Et c’est ainsi que Laurent apprit à me connaître davantage. Son instinct avait vu juste pour le choix de fleur. Mais pour cet aspect, j’y reviendrai un peu plus tard. Je poursuis mon histoire…

Lorsque Laurent arriva à la maison avec le bouquet dans les mains, le visage de Jeanne s’illumina. Elle lut ensuite le petit mot dans la carte :

« Je crois encore à notre projet ;
coche oui si tu es toujours d’accord ! »

Elle sourit jusqu'aux oreilles et elle le prit dans ses bras pendant de longues minutes. Elle plaça ensuite notre bouquet dans un pot transparent et le posa sur la table à café du salon.

Les journées de travail de Jeanne furent ensuite plus douces et fluides. Elle élaborait des listes de tâches pour le travail, plaçait
des notes autocollantes de couleur pour se retrouver dans ses dossiers et pour égayer la table de cuisine. Elle allait prendre des pauses au salon en passant embrasser son chum et elle contemplait le bouquet d’orchidées dont je faisais partie. L’harmonie était de retour. Laurent se mit à cuisiner aussi bien que Ricardo et il prit soin d’ajouter des mots doux sous les cuillères.

Quelques semaines plus tard, lors d’un souper aux
chandelles, il écrivit :
.
« Suis-moi, je t’amène vers les étoiles ».

C’est ainsi que le couple se rendit jusqu’au lieu où ils s’étaient fiancés. Laurent avait apporté une couverture douillette, puisque l’été était encore un peu loin. Jeanne se sentit touchée par toutes ses attentions. Ils se remémorèrent des souvenirs inoubliables comme lorsqu’ils avaient cherché un trèfle à quatre feuilles dans un champ de blé
d’Inde ou encore, la tradition de Jeanne de cuisiner un gâteau-pudding fraises et pommes pour les soupers du dimanche jusqu’à ce qu’elle se rende compte que sa belle-mère était allergique aux fraises ! Jeanne et Laurent philosophèrent ensuite sur la vie, comme ils aimaient tant le faire ensemble.

- On ne verra peut-être pas d’étoiles filantes aujourd’hui, mais je voulais qu’on puisse se retrouver ici, partagea Laurent d’un ton rêveur.
- Je n’ai besoin de rien d’autre que de ta présence, ajouta Jeanne en caressant ses cheveux.

Ensemble, ils constatèrent que, malgré tout, la vie était encore là à attendre. En effet, ils réalisèrent que la vie souriait encore devant une petite fille jouant dans une flaque d’eau, qu’elle dansait encore sur le fil de la vie telle une ballerine
, et qu’elle s’émerveillerait toujours devant un couple amoureux.

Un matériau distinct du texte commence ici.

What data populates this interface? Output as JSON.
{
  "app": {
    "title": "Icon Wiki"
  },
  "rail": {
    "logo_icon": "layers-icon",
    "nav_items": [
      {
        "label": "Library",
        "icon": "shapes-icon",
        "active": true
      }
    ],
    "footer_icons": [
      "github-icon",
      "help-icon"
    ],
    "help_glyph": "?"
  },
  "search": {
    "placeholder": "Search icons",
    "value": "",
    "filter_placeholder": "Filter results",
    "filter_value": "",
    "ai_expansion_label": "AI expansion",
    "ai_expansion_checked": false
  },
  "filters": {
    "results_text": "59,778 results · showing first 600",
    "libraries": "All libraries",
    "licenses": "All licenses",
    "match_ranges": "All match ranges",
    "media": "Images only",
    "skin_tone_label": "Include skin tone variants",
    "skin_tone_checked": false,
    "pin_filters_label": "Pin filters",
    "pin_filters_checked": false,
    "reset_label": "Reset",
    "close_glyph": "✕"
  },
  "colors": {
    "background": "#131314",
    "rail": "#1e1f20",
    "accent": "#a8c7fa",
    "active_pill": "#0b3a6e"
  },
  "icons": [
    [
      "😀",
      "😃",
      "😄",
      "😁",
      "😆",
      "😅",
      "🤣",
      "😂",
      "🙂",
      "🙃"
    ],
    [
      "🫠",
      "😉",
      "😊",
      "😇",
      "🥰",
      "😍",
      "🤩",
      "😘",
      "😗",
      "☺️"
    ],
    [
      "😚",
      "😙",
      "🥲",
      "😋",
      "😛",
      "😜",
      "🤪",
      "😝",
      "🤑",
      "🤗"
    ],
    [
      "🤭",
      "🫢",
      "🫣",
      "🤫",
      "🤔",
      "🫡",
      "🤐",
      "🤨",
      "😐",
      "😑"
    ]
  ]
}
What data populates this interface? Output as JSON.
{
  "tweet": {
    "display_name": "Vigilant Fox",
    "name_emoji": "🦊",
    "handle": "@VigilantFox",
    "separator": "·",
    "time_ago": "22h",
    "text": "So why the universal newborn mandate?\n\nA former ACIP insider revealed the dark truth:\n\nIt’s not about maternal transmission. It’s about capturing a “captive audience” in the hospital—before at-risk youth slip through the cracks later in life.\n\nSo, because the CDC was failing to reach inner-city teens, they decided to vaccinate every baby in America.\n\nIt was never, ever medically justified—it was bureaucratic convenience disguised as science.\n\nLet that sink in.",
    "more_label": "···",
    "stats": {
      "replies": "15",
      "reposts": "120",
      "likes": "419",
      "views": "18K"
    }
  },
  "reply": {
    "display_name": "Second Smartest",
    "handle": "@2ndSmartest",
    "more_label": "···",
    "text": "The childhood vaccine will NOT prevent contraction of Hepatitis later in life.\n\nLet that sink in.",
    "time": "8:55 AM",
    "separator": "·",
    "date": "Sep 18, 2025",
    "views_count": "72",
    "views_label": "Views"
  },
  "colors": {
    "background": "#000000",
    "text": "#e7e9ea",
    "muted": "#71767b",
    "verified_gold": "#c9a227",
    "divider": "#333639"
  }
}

- Crois-tu que nous sommes seuls dans l’univers ? demanda Laurent.
- Si c’était le cas, ce serait du gâchis d’espace, répondit Jeanne.

Ils sourirent, complices. Elle prit ensuite la main de son amoureux et la posa sur son ventre en prononçant les mots qu’il rêvait d’entendre depuis plus d'un an. Ce qu'il entendit le fit
frissonner de joie :

- J’ai fait un test de grossesse ce matin…

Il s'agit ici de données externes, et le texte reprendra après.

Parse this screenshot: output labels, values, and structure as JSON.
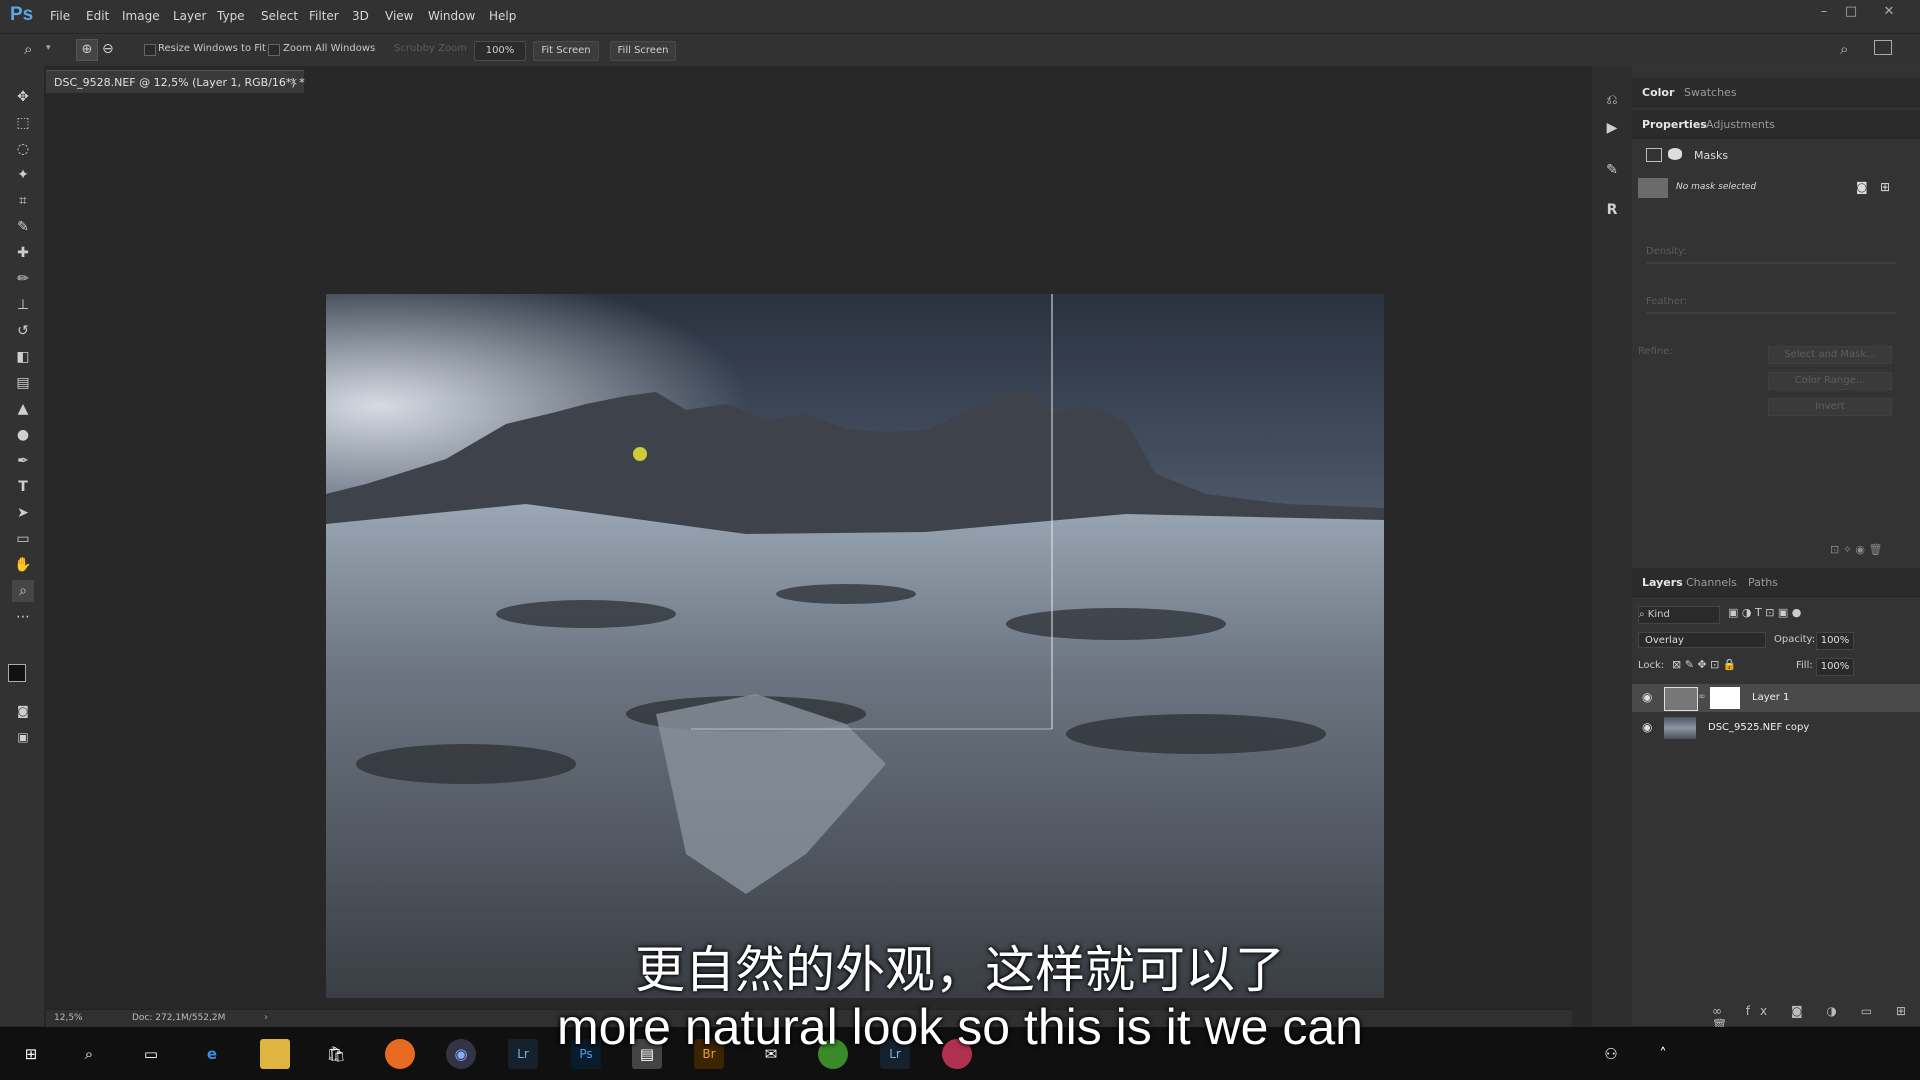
{
  "app": {
    "logo": "Ps"
  },
  "menu": [
    "File",
    "Edit",
    "Image",
    "Layer",
    "Type",
    "Select",
    "Filter",
    "3D",
    "View",
    "Window",
    "Help"
  ],
  "options": {
    "resize_windows": "Resize Windows to Fit",
    "zoom_all": "Zoom All Windows",
    "scrubby_zoom": "Scrubby Zoom",
    "zoom_value": "100%",
    "fit_screen": "Fit Screen",
    "fill_screen": "Fill Screen"
  },
  "document": {
    "tab_title": "DSC_9528.NEF @ 12,5% (Layer 1, RGB/16*) *",
    "close": "×"
  },
  "status": {
    "zoom": "12,5%",
    "doc": "Doc: 272,1M/552,2M"
  },
  "panels": {
    "top_tabs": [
      "Color",
      "Swatches"
    ],
    "props_tabs": [
      "Properties",
      "Adjustments"
    ],
    "masks_label": "Masks",
    "no_mask": "No mask selected",
    "density": "Density:",
    "feather": "Feather:",
    "refine": "Refine:",
    "select_mask": "Select and Mask...",
    "color_range": "Color Range...",
    "invert": "Invert"
  },
  "layers": {
    "tabs": [
      "Layers",
      "Channels",
      "Paths"
    ],
    "kind": "Kind",
    "blend_mode": "Overlay",
    "opacity_label": "Opacity:",
    "opacity": "100%",
    "lock_label": "Lock:",
    "fill_label": "Fill:",
    "fill": "100%",
    "items": [
      {
        "name": "Layer 1"
      },
      {
        "name": "DSC_9525.NEF copy"
      }
    ]
  },
  "subtitles": {
    "chinese": "更自然的外观，这样就可以了",
    "english": "more natural look so this is it we can"
  },
  "colors": {
    "accent": "#5aa7e6",
    "foreground": "#111111",
    "background": "#3fb0d8"
  }
}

Laurent cessa de regarder la Petite Ourse et regarda Jeanne envahi de curiosité.

- … et deux petites lignes se sont alignées ! Je voulais attendre le bon moment pour te l’annoncer, ajouta-t-elle, avec un enthousiasme débordant.

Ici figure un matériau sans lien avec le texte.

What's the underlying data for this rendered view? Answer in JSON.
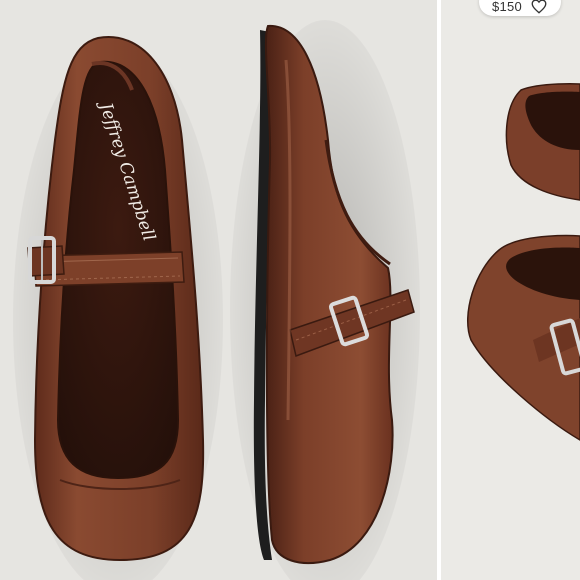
{
  "listing": {
    "brand_print": "Jeffrey Campbell",
    "price": "$150",
    "icons": {
      "like": "heart-outline-icon"
    }
  },
  "colors": {
    "background": "#e6e5e1",
    "leather": "#7a3d28",
    "leather_dark": "#4a2216",
    "buckle": "#d7d7d7"
  }
}
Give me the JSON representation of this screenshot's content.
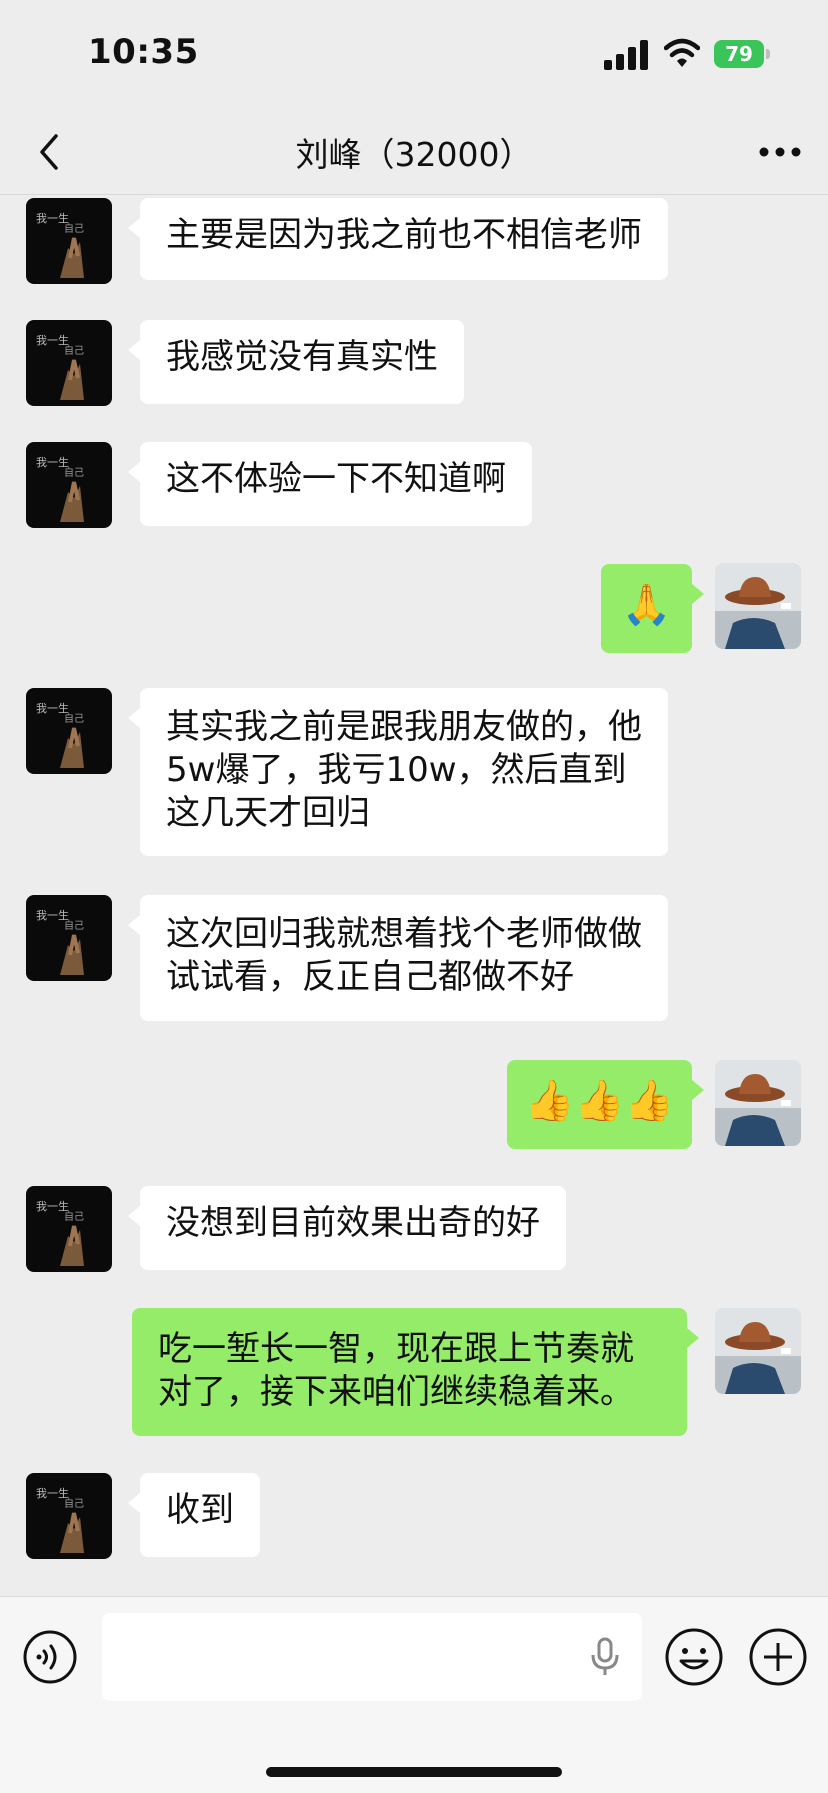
{
  "status_bar": {
    "time": "10:35",
    "battery": "79"
  },
  "nav": {
    "title": "刘峰（32000）"
  },
  "messages": [
    {
      "side": "in",
      "text": "主要是因为我之前也不相信老师"
    },
    {
      "side": "in",
      "text": "我感觉没有真实性"
    },
    {
      "side": "in",
      "text": "这不体验一下不知道啊"
    },
    {
      "side": "out",
      "text": "🙏"
    },
    {
      "side": "in",
      "lines": [
        "其实我之前是跟我朋友做的，他",
        "5w爆了，我亏10w，然后直到",
        "这几天才回归"
      ]
    },
    {
      "side": "in",
      "lines": [
        "这次回归我就想着找个老师做做",
        "试试看，反正自己都做不好"
      ]
    },
    {
      "side": "out",
      "text": "👍👍👍"
    },
    {
      "side": "in",
      "text": "没想到目前效果出奇的好"
    },
    {
      "side": "out",
      "lines": [
        "吃一堑长一智，现在跟上节奏就",
        "对了，接下来咱们继续稳着来。"
      ]
    },
    {
      "side": "in",
      "text": "收到"
    }
  ],
  "colors": {
    "incoming_bubble": "#ffffff",
    "outgoing_bubble": "#95ec69",
    "background": "#ededed",
    "battery": "#3ac55a"
  },
  "icons": [
    "back-icon",
    "more-icon",
    "voice-icon",
    "mic-icon",
    "emoji-icon",
    "add-icon"
  ]
}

Laurent fut empli d’une joie profonde et il se rappela les mots de la fleuriste qui avait dit que l’orchidée symbolisait l’amour et la fécondité.

Il demeure indéniable que l’amour pur possède tous les pouvoirs et qu’il triomphe de tout et ce miracle en était un magnifique exemple.

Jeanne ajouta :

- Je choisis d’avoir confiance en l’avenir. Je sais qu’avec toi comme complice, il est possible de gravir n’importe quelle montagne !

C'était mon tour d'esquisser un sourire et de m'évader dans des rêveries. Je les imaginai escalader l’Everest et le
Kilimandjaro tels des conquérants du monde et de l'amour durable. Mon attention revint ensuite au moment présent où j’admirais beaucoup l’amour humain lorsqu’il est bienveillant et libre de toute attente.

Et même si les statistiques annonçaient leur venue que quatre mois plus tard, sept étoiles filantes
glissèrent au-dessus de leur regard sous ce ciel printanier.
- 1+1 = 3, ajouta Laurent, ému aux larmes.

Et, j’avoue qu'en vous dévoilant le dénouement de cette histoire magique et unique, je le suis, moi aussi.